Erhaltet den Familienfrieden


Erfolg ist schön. Erfolg macht glücklich. Erfolg sorgt für Hochgefühle, vor allem, wenn man ihn lange nicht genießen konnte. Erfolg zieht aber auch Menschen an, die sich in ihm sonnen wollen, ohne ihn wirklich schätzen gelernt zu haben. Die sagenhafte Wiederaufstehung von Borussia Mönchengladbach nach Fastabstieg und Relegationsmärchen ist ein Riesenerfolg. Das wird niemand bestreiten. 
Doch 2011 ist lange her. Und 2018 hat Borussia nicht mehr nur ein sportliches Problem, auch mit gestiegenen Erwartungen rund um den Borussia Park. Nein, auch das stets von uns allen stolz hochgehaltene Bild einer geschlossenen, auch durch Misserfolge gestählten und eisern zusammengeschweißten Borussia-Familie bekommt immer öffentlicher zutage tretende Risse.
Das zeigte sich in dieser Saison (zu) oft im Stadion, wo länger schon keine heile Welt mehr herrscht, wenn es nicht so läuft. Wo Teile des "einig' Volk von Brüdern" sich untereinander offen kritisieren und aufreiben. Wo der Funke im Zusammenspiel zwischen Mannschaft und Fans immer seltener überspringt, weil Unzufriedenheit auf der einen und auf der anderen Seite bisweilen das Gefühl, unverstanden zu sein, sich tief in das so oft gerühmte familiäre Verhältnis im Verein eingefräst hat.

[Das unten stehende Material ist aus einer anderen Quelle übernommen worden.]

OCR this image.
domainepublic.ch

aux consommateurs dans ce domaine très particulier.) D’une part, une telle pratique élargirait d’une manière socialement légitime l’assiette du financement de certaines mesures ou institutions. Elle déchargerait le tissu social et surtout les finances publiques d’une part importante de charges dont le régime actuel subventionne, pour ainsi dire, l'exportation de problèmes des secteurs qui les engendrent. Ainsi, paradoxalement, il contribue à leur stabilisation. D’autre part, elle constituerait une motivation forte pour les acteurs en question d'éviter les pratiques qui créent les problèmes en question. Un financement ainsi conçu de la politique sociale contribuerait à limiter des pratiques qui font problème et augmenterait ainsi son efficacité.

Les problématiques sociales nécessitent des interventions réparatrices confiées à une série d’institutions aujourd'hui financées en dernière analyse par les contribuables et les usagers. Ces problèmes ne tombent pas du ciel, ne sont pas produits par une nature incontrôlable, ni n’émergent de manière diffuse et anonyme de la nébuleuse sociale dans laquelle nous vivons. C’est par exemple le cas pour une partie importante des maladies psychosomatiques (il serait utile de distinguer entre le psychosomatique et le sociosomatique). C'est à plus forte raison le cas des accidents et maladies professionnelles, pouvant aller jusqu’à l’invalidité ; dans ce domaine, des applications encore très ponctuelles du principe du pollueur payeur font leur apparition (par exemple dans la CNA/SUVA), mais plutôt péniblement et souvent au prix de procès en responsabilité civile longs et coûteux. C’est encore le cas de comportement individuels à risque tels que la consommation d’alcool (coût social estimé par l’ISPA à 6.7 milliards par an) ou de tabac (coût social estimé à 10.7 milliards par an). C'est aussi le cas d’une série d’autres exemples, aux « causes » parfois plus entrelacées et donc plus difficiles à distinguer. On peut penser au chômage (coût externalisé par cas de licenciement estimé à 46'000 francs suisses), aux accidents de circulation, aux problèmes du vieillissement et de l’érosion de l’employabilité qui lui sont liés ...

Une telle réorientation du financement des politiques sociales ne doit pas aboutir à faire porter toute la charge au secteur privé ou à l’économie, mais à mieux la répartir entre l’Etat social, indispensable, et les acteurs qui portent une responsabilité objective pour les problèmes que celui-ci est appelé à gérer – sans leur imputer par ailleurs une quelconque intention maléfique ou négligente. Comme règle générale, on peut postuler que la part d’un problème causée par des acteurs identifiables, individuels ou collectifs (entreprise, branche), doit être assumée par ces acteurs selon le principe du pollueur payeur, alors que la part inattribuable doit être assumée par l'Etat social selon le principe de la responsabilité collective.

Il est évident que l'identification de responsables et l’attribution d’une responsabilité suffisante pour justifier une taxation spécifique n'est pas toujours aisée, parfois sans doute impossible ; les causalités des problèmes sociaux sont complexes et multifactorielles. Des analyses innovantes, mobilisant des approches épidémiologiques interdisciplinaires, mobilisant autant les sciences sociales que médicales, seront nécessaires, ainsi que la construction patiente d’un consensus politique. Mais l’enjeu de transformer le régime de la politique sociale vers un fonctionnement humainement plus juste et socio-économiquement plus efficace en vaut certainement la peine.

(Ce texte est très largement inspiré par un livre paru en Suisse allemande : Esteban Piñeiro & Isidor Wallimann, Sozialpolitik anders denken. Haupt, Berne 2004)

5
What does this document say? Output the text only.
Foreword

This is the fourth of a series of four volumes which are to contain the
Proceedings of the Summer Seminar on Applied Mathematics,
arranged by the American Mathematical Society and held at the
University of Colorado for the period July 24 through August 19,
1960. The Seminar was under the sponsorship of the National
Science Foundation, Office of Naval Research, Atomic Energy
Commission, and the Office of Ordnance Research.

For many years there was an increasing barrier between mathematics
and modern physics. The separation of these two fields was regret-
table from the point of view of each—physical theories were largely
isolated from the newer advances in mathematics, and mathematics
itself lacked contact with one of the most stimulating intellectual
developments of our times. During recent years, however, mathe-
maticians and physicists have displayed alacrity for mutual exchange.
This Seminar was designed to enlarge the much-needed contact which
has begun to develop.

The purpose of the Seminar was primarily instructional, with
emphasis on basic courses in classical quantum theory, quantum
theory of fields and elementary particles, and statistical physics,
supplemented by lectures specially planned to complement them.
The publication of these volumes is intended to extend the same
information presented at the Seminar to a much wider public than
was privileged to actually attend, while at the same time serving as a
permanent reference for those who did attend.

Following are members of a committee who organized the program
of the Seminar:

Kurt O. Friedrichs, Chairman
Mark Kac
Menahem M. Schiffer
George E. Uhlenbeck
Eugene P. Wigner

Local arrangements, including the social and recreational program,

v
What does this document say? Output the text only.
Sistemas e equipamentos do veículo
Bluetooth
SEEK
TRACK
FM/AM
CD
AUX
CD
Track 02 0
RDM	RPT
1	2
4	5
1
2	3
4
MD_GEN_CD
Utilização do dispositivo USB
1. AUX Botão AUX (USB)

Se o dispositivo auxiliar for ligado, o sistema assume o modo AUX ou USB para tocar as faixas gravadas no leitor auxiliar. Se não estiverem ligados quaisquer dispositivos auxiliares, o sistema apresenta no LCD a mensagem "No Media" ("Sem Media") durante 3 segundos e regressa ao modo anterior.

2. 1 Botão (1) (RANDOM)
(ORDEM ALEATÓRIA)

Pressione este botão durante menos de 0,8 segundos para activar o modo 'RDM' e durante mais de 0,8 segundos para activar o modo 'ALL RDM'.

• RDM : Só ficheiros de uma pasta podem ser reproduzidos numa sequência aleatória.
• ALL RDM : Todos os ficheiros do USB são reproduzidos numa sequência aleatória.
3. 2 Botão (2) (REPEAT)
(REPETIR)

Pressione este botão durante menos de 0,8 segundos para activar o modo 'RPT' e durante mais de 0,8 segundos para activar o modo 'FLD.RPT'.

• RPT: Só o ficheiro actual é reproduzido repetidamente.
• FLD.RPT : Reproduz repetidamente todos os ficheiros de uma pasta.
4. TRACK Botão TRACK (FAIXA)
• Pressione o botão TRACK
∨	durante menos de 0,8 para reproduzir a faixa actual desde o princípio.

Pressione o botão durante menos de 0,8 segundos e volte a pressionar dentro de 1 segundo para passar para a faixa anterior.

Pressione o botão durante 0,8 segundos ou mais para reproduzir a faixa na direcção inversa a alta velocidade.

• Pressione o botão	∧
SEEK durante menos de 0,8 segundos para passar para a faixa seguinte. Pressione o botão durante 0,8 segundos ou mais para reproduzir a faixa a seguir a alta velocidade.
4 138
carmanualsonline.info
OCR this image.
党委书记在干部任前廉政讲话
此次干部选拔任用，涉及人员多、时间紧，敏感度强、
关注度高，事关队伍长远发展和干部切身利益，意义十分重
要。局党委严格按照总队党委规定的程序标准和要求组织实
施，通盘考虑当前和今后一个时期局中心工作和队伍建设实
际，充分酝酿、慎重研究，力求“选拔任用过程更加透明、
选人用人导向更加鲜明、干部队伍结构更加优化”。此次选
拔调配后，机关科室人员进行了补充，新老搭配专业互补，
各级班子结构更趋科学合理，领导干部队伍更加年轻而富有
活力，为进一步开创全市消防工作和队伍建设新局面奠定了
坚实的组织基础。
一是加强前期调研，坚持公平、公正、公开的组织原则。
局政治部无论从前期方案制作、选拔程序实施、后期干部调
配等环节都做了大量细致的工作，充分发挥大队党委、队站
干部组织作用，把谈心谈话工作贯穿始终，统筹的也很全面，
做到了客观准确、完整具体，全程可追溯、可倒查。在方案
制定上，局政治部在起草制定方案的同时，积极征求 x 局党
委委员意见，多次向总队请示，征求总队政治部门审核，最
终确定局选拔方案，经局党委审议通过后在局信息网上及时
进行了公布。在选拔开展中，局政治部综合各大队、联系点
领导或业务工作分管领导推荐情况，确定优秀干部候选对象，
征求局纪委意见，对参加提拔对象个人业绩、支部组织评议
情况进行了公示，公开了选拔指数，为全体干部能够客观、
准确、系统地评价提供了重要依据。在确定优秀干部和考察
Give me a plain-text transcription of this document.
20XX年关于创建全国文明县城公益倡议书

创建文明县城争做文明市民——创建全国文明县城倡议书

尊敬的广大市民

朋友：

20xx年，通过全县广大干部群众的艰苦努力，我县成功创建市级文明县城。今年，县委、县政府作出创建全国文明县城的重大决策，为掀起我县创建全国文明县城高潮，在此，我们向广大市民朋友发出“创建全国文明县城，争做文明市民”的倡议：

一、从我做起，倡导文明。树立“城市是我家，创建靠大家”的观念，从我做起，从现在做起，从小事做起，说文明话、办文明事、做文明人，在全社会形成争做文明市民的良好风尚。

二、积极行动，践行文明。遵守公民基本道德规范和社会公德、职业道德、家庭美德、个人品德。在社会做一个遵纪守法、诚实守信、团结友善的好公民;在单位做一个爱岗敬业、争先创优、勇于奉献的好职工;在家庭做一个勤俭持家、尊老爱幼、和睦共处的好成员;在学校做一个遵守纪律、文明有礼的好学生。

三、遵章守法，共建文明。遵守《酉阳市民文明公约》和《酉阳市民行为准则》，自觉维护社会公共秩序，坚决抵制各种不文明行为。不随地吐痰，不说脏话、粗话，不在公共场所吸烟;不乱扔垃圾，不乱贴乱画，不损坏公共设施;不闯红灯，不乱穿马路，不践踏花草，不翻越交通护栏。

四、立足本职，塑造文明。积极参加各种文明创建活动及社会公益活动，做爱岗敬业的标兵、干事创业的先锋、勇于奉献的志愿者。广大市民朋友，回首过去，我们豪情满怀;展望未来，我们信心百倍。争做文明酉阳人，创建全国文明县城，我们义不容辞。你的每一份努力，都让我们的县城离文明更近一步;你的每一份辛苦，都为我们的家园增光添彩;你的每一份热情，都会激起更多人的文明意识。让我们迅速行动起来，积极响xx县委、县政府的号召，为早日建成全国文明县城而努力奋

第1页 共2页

Doch damit nicht genug. Die Gewalt, die von einzelnen Fans im VfL-Trikot jüngst ausgeübt wurde, und das zum Teil auch noch gegen Fans der eigenen Mannschaft, bringt die oberflächlich heile Welt in Mönchengladbach vollends ins Wanken. Und es ist ein Alarmzeichen, das man nicht kleinreden darf, selbst wenn es sich nur um wenige "Täter" handelt.
Es ist widerwärtig, wenn in einem geschützten Raum wie einem Fanzug eine Frau sexuell belästigt oder gar missbraucht wird. Es ist genauso widerwärtig, wenn auf der Rückreise von Spielen Gladbach-Anhänger andere Zugreisende bepöbeln, beklauen oder wie zuletzt geschehen, sich von anderen angefeuert, gegenüber Frauen entblößen oder anderweitig belästigend auftreten. Über Ausraster wie den eines ehemaligen Vorsängers, dessen brutaler Tritt im Stadion vor einiger Zeit fast tödlich geendet hätte, ganz zu schweigen.

Auch wenn diese Extremfälle natürlich viel mehr mit der Persönlichkeit des jeweiligen Täters zu tun haben als mit der Zugehörigkeit zu einer Fangruppe: Taten wie diese vergiften unsere Fangemeinschaft. Weil solche Dinge eben keine reinen Einzelfälle mehr sind, ist inzwischen nicht nur der gute Ruf des VfL in Gefahr, sondern der Frieden in der gesamten Borussia-Familie. Und dann hilft es auch nicht mehr, dem jeweiligen Täter abzusprechen, dass er Borusse sei. 
In unserer Gesellschaft ist es wichtiger denn je, zusammenzuhalten und aufeinander aufzupassen. Das muss aber doch noch viel mehr für eine Fanszene gelten, die sich zusammen freut. leidet, jubelt und weint. Doch was ist davon übrig geblieben? Wenn ich lesen muss, dass in der Nordkurve irgendwelche Honks unseren Torwart beleidigen, frage ich mich, was hier eigentlich los ist. Reicht es nicht schon, dass viele Fans in den sozialen Medien auf unerträgliche Weise Gift und Galle spucken, über alles und jeden, der nicht das leistet, was sie sich so vorstellen - oder gegen den, der es wagt, Mannschaft, Manager oder Trainer in manchen Dingen zu verteidigen? 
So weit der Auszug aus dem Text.